By Charlestien Harris
I know, I know – nobody wants to hear about higher costs coming in the new year! But you should be prepared because the higher costs are coming regardless of whether you are prepared or not. For some seniors, this means making major adjustments to their monthly budget to make ends meet.
Cost increases are a fact of life, and Medicare raising its prices is no different. The best way to get ready for a change is to anticipate its coming and prepare for the increase or possible strain on your budget. After 62, you should expect more and more of your budget to go towards medical bills if you know you have health issues. Let’s take a look at some of the increases you might incur if you depend on Medicare as a primary source of payment for your medical bills.
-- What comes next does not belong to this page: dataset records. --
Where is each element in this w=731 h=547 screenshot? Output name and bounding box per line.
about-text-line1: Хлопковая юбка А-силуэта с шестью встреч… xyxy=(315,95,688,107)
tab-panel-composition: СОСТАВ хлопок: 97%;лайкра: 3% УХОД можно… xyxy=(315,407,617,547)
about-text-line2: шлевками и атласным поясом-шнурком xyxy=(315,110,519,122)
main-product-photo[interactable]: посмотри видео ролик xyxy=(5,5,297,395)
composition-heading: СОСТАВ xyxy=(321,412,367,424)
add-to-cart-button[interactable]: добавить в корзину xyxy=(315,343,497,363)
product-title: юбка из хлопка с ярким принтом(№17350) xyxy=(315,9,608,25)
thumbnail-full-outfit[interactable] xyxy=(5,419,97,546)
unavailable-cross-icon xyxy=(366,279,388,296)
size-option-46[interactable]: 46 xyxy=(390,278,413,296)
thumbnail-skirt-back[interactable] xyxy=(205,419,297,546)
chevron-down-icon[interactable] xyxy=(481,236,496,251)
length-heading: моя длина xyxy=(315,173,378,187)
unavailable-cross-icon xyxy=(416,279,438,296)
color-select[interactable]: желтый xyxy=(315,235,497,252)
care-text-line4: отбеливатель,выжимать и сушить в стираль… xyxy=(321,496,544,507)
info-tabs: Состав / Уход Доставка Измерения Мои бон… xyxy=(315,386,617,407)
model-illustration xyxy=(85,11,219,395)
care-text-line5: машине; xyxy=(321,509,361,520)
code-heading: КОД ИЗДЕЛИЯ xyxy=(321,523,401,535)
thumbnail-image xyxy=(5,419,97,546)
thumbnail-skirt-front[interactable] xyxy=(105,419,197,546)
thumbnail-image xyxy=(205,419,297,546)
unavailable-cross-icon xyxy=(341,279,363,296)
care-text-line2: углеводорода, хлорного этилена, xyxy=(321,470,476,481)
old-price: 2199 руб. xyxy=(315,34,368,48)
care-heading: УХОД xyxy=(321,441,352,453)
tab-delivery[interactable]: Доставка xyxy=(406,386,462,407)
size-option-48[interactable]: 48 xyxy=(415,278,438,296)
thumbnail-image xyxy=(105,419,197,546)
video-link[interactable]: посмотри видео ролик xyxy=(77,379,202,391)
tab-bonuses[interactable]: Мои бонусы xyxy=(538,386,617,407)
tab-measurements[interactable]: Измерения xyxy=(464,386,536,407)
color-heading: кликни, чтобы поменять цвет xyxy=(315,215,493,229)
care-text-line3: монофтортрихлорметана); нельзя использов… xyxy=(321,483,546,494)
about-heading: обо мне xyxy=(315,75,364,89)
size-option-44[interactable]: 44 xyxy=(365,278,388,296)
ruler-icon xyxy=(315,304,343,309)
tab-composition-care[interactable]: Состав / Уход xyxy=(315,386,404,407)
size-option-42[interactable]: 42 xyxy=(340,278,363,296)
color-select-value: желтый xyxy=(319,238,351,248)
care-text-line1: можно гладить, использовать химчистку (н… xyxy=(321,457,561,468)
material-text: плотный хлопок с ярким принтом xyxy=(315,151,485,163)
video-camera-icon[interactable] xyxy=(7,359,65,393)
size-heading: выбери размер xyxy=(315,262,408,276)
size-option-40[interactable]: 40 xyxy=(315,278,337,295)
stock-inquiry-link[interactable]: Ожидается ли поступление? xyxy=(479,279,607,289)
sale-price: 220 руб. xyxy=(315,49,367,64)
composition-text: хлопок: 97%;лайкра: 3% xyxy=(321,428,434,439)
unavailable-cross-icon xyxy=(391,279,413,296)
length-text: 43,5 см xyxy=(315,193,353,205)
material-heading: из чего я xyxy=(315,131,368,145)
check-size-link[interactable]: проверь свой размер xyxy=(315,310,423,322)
- Premiums (Medicare Part A – Hospital Insurance) Costs
There are some costs that any Medicare beneficiary faces. In 2025, the Part B premium will be $185, an increase of $10.30 from this year and $20.10 more than in 2023. Most people don’t pay a Part A premium because they paid Medicare taxes while working. If you don’t get premium-free Part A, you could pay up to $518 each month. If you don’t buy Part A when you’re first eligible for Medicare (usually when you turn 65), you might pay a penalty. - Deductibles (Medicare Part B – Medical Insurance) Costs
The annual deductible for Part B will be $257 in 2025, which is $17 more than in 2024. In 2025, the Part B deductible of $257 must be met before Original Medicare starts to pay. You only pay this deductible once each year. The Social Security Administration will tell you the exact amount you’ll pay for Part B in 2025. If your modified adjusted gross income, as reported on your IRS tax return from two years ago, is above a certain amount, you’ll pay the standard Part B premium and an income-related monthly adjustment amount. - Medicare Advantage Plans (Part C) Premiums
A Medicare Advantage Plan (like an HMO or PPO) is another Medicare health plan choice you may have as part of Medicare. Medicare Advantage Plans, sometimes called “Part C” or “MA Plans,” are offered by private companies approved by Medicare. If you join a Medicare Advantage Plan, the plan will provide all of your Part A (Hospital Insurance) and Part B (Medical Insurance) coverage. Medicare Advantage Plans may offer extra coverage, such as vision, hearing, dental, and/or health and wellness programs. Most include Medicare prescription drug coverage (Part D). Medicare pays a fixed amount for your care every month to the companies offering Medicare Advantage Plans. These companies must follow rules set by Medicare. However, each Medicare Advantage Plan can charge different out-of-pocket costs and have different rules for how you get services (like whether you need a referral to see a specialist or if you have to go to only doctors, facilities, or suppliers that belong to the plan for non-emergency or non-urgent care). These rules can change each year. Visit Medicare.gov/plan-compare to find and compare plan premiums. You can also call 1-800-MEDICARE (1-800-633-4227). TTY users can call 1-877-486-2048. - Part D National Base Premium
In 2025, the national base premium will be $46.50. Part D plan members will also enjoy the security of an annual maximum out-of-pocket cost for prescription drugs. Beginning January 1, 2025, people with Part D plans through traditional Medicare and Medicare Advantage plans with prescription drug coverage won’t pay more than $2,000 over the calendar year in out-of-pocket costs for their prescription medications. Medicare uses the national base premium to estimate the Part D late enrollment penalty and the income-related monthly adjustment amounts listed in a precalculated table you can find at Medicare Costs. The national base amount can change each year. If you pay a late enrollment penalty, your total premium amount may be higher. In 2025, the Medicare Part D coverage gap, also known as the “donut hole,” will be eliminated under the Inflation Reduction Act (IRA). - Part D Drug Plan Payment Option
Beginning in 2025, Medicare prescription drug plans must offer enrollees the option to spread their out-of-pocket prescription drug costs into monthly payments throughout the year, instead of paying them all at once at the pharmacy. If you choose to opt into the Medicare Prescription Payment Plan, you’ll receive a bill from your Medicare Advantage or standalone Part D plan for your drug costs instead of paying at the pharmacy. There’s no extra cost to participate in the program. To sign up or learn more, contact your Medicare prescription plan provider.
As you can see, there are big changes coming to Medicare in 2025, and they could make a major difference in your prescription drug costs and other parts of your Medicare insurance. Thanks to the Inflation Reduction Act, Medicare beneficiaries will see the most significant updates to the program’s drug coverage since it was first introduced in 2006. Try to do your due diligence when it comes to choosing your Medicare coverage to make sure it will cover exactly what you need it to cover, and you can plan for those cost increases that you now know are coming!